19 janvier 2013

Des indépendances africaines aux vuvuzelas en passant par Drogba, le foot, les guerres, les canons et la télévision : une histoire de la CAN

C’est ce samedi à 15h30 (heure française) que débutera la Coupe d’Afrique des Nations 2013, à Johannesburg. A 17 heures, ce sera le tout premier match, au stade National : Afrique du Sud – Cap Vert.

A peine rangés les souvenirs de la dernière compétition continentale africaine, qui avait lieu il y a pile un an, et la victoire surprise de la Zambie contre les Ivoiriens de Drogba, qu’on remet le couvert.

Jusqu’ici, la « CAN », comme on l’appelle maintenant, était disputée tous les deux ans, les années paires. Mais il fut décidé, l’an dernier, qu’elle serait disputée les années impaires pour ne pas gêner les pays africains les années de Coupe du monde –laquelle se déroule tous les quatre ans, les années paires.

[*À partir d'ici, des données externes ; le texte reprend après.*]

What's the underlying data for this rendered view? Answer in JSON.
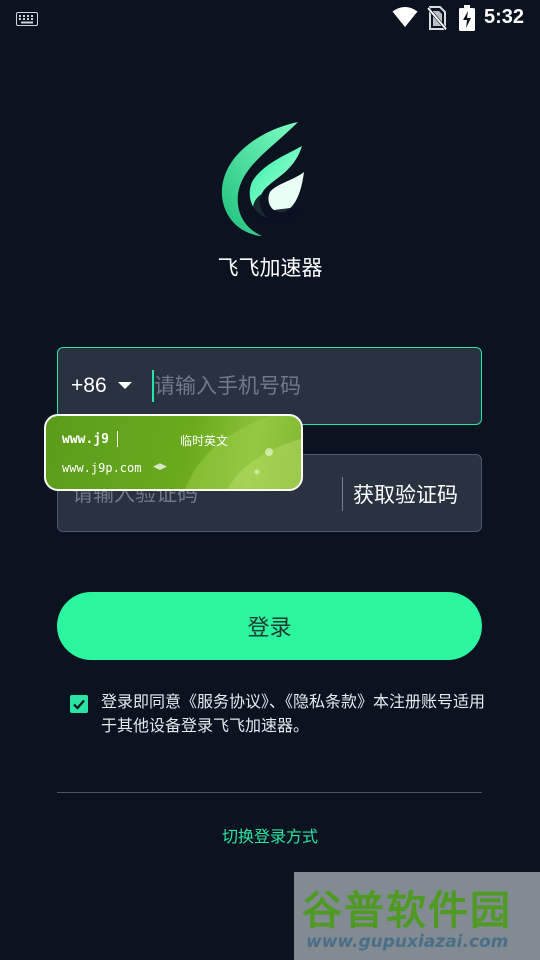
{
  "status_bar": {
    "time": "5:32",
    "icons": [
      "keyboard-icon",
      "wifi-icon",
      "no-sim-icon",
      "battery-charging-icon"
    ]
  },
  "app": {
    "name": "飞飞加速器",
    "logo_icon": "feifei-logo-icon",
    "accent_color": "#2be4a1",
    "background_color": "#0b1220"
  },
  "phone": {
    "country_code": "+86",
    "placeholder": "请输入手机号码",
    "value": ""
  },
  "code": {
    "placeholder": "请输入验证码",
    "value": "",
    "get_code_label": "获取验证码"
  },
  "ime": {
    "typed": "www.j9",
    "mode_label": "临时英文",
    "candidate": "www.j9p.com"
  },
  "login_label": "登录",
  "agreement": {
    "checked": true,
    "text": "登录即同意《服务协议》、《隐私条款》本注册账号适用于其他设备登录飞飞加速器。"
  },
  "switch_login_label": "切换登录方式",
  "watermark": {
    "title": "谷普软件园",
    "url": "www.gupuxiazai.com"
  }
}
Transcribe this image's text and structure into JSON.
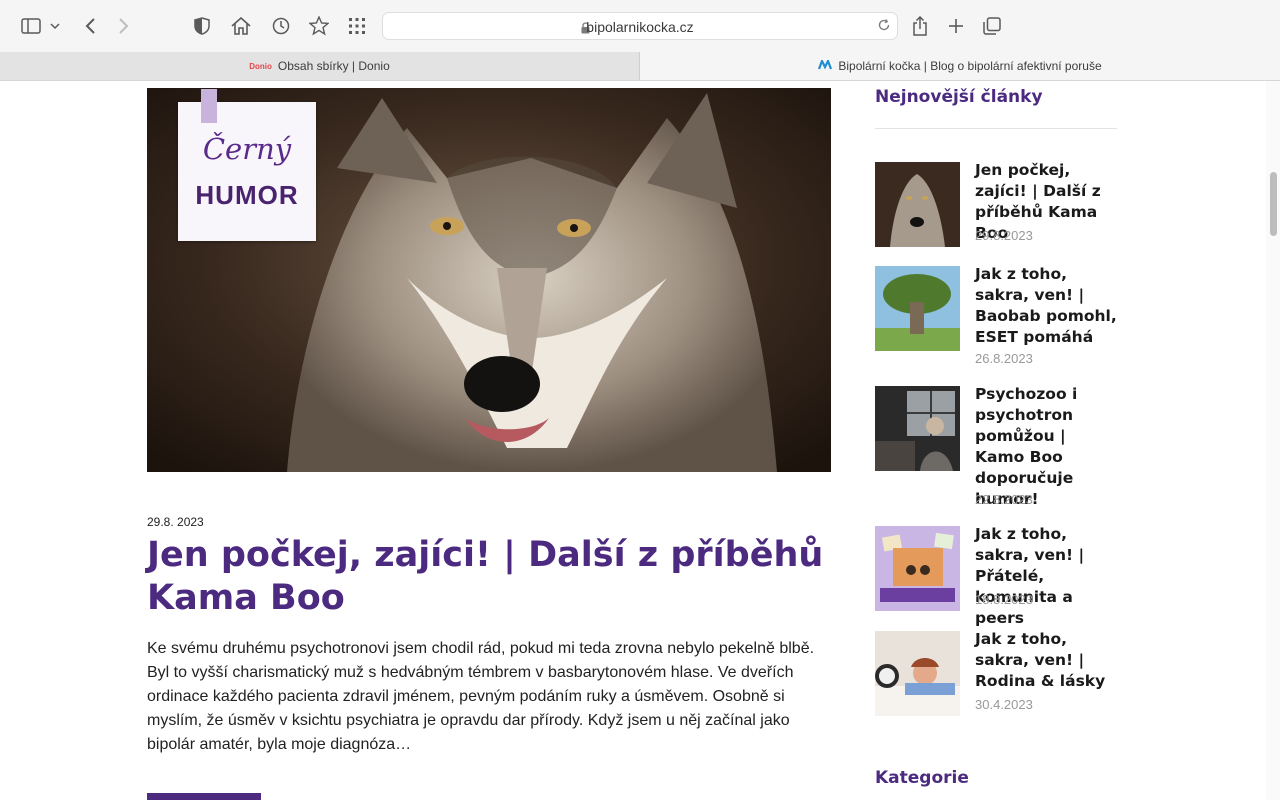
{
  "browser": {
    "url": "bipolarnikocka.cz",
    "tabs": [
      {
        "label": "Obsah sbírky | Donio",
        "favicon": "Donio"
      },
      {
        "label": "Bipolární kočka | Blog o bipolární afektivní poruše",
        "favicon": "bk-logo-icon"
      }
    ]
  },
  "hero": {
    "badge_line1": "Černý",
    "badge_line2": "HUMOR"
  },
  "article": {
    "date": "29.8. 2023",
    "title": "Jen počkej, zajíci! | Další z příběhů Kama Boo",
    "excerpt": "Ke svému druhému psychotronovi jsem chodil rád, pokud mi teda zrovna nebylo pekelně blbě. Byl to vyšší charismatický muž s hedvábným témbrem v basbarytonovém hlase. Ve dveřích ordinace každého pacienta zdravil jménem, pevným podáním ruky a úsměvem. Osobně si myslím, že úsměv v ksichtu psychiatra je opravdu dar přírody. Když jsem u něj začínal jako bipolár amatér, byla moje diagnóza…"
  },
  "sidebar": {
    "latest_heading": "Nejnovější články",
    "posts": [
      {
        "title": "Jen počkej, zajíci! | Další z příběhů Kama Boo",
        "date": "29.8.2023"
      },
      {
        "title": "Jak z toho, sakra, ven! | Baobab pomohl, ESET pomáhá",
        "date": "26.8.2023"
      },
      {
        "title": "Psychozoo i psychotron pomůžou | Kamo Boo doporučuje humor!",
        "date": "22.8.2023"
      },
      {
        "title": "Jak z toho, sakra, ven! | Přátelé, komunita a peers",
        "date": "18.8.2023"
      },
      {
        "title": "Jak z toho, sakra, ven! | Rodina & lásky",
        "date": "30.4.2023"
      }
    ],
    "categories_heading": "Kategorie"
  },
  "colors": {
    "accent": "#4b2a80",
    "date_gray": "#999999"
  }
}
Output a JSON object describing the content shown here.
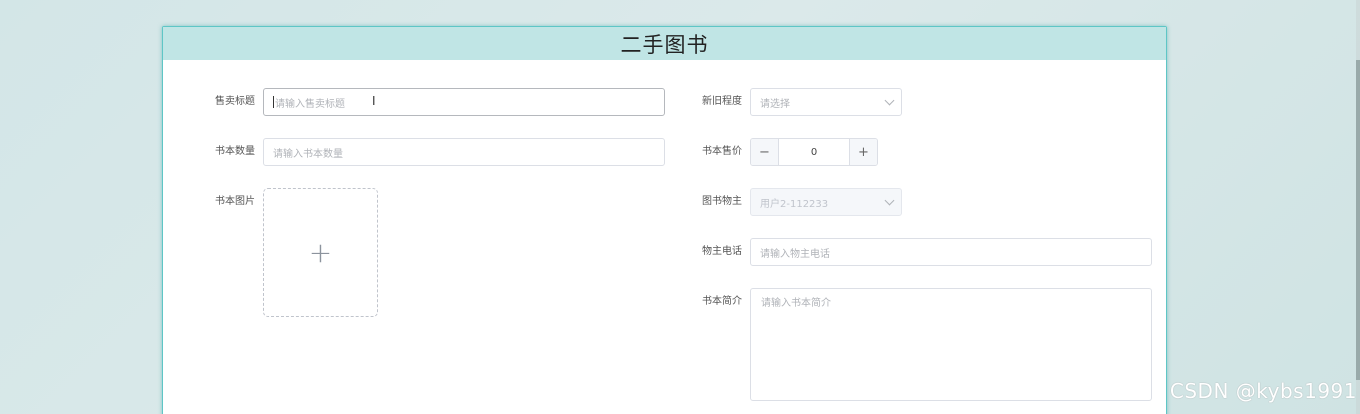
{
  "header": {
    "title": "二手图书"
  },
  "form": {
    "sale_title": {
      "label": "售卖标题",
      "placeholder": "请输入售卖标题",
      "value": ""
    },
    "condition": {
      "label": "新旧程度",
      "placeholder": "请选择"
    },
    "quantity": {
      "label": "书本数量",
      "placeholder": "请输入书本数量",
      "value": ""
    },
    "price": {
      "label": "书本售价",
      "value": "0",
      "minus": "−",
      "plus": "+"
    },
    "image": {
      "label": "书本图片",
      "plus": "+"
    },
    "owner": {
      "label": "图书物主",
      "value": "用户2-112233"
    },
    "phone": {
      "label": "物主电话",
      "placeholder": "请输入物主电话",
      "value": ""
    },
    "intro": {
      "label": "书本简介",
      "placeholder": "请输入书本简介"
    }
  },
  "watermark": "CSDN @kybs1991",
  "colors": {
    "header_bg": "#c0e5e5",
    "card_border": "#5ec6c6",
    "page_bg": "#d3e6e7"
  }
}
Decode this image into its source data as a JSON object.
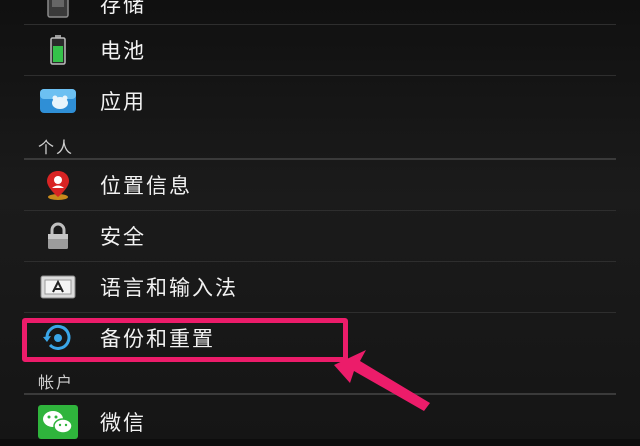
{
  "settings": {
    "items": [
      {
        "label": "存储",
        "icon": "storage-icon"
      },
      {
        "label": "电池",
        "icon": "battery-icon"
      },
      {
        "label": "应用",
        "icon": "apps-icon"
      }
    ],
    "sections": [
      {
        "title": "个人"
      },
      {
        "title": "帐户"
      }
    ],
    "personal": [
      {
        "label": "位置信息",
        "icon": "location-icon"
      },
      {
        "label": "安全",
        "icon": "lock-icon"
      },
      {
        "label": "语言和输入法",
        "icon": "keyboard-icon"
      },
      {
        "label": "备份和重置",
        "icon": "backup-reset-icon"
      }
    ],
    "accounts": [
      {
        "label": "微信",
        "icon": "wechat-icon"
      }
    ]
  },
  "annotation": {
    "highlight_color": "#ec1c6a"
  }
}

C’est pourquoi on aura le plaisir de suivre une CAN cette année, après quoi on attendra jusque 2015.

En 1996 déjà, un an après avoir organisé la Coupe du monde de rugby, l’Afrique du Sud de Mandela accueillait la CAN. Cette année, c’est la Libye qu’elle devait se tenir, avant qu’elle s’en voit dépossédée pour des raisons évidentes, et redonnée à l’Afrique du Sud dont on savait les infrastructures neuves et rodées, grâce au Mondial 2010.

On retournera donc voir les stades qui accueillirent la Coupe du monde en 2010, ceux-là même où on tomba amoureux de la Roja espagnole, où l’on détesta les Bleus et encore plus Anelka, où l’on se prit de passion pour le Ghana troisième quart de finaliste africain de l’histoire, et où le reste du monde apprit, plus qu’un mot, un son : les vuvuzelas.

Depuis les années 1990 et les résultats sans cesse meilleurs des pays africains en Coupe du monde, les joueurs, qui avaient toujours été nombreux à venir joueur dans des clubs européens, sont devenus des stars au même titre que leurs confrères européens ou sud-américains. Stars, certains sont devenus idoles. De chères idoles. Au dernier classement, nous nous parlions ici, trois joueurs africains figuraient dans dix les plus gros salaires mondiaux : Eto’o (1er), Touré (4e) et Drogba (6e). Si Eto’o ne sera pas en Afrique du Sud (son pays, le Cameroun, ne s’est pas qualifié), les deux autres en seront les stars.  C’est aussi grâce à cette évolution que la CAN, désormais retransmise un peu partout dans le monde, est devenue un enjeu télévisuel.

Des stars qui illustrent que la CAN, c’est aussi une histoire de la mondialisation financière. Mais la CAN, c’est aussi une grande histoire de la géopolitique africaine durant toute la seconde moitié du XXe siècle.

 

Une compétition née avant les indépendances

 

Née avant même que la plupart des pays africains deviennent indépendants, et bien avant que l’Afrique fût représentée en Coupe du monde, la CAN désigne donc la Coupe d’Afrique des Nations, née en en 1957 et organisée par la Confédération Africaine de Football (CAF).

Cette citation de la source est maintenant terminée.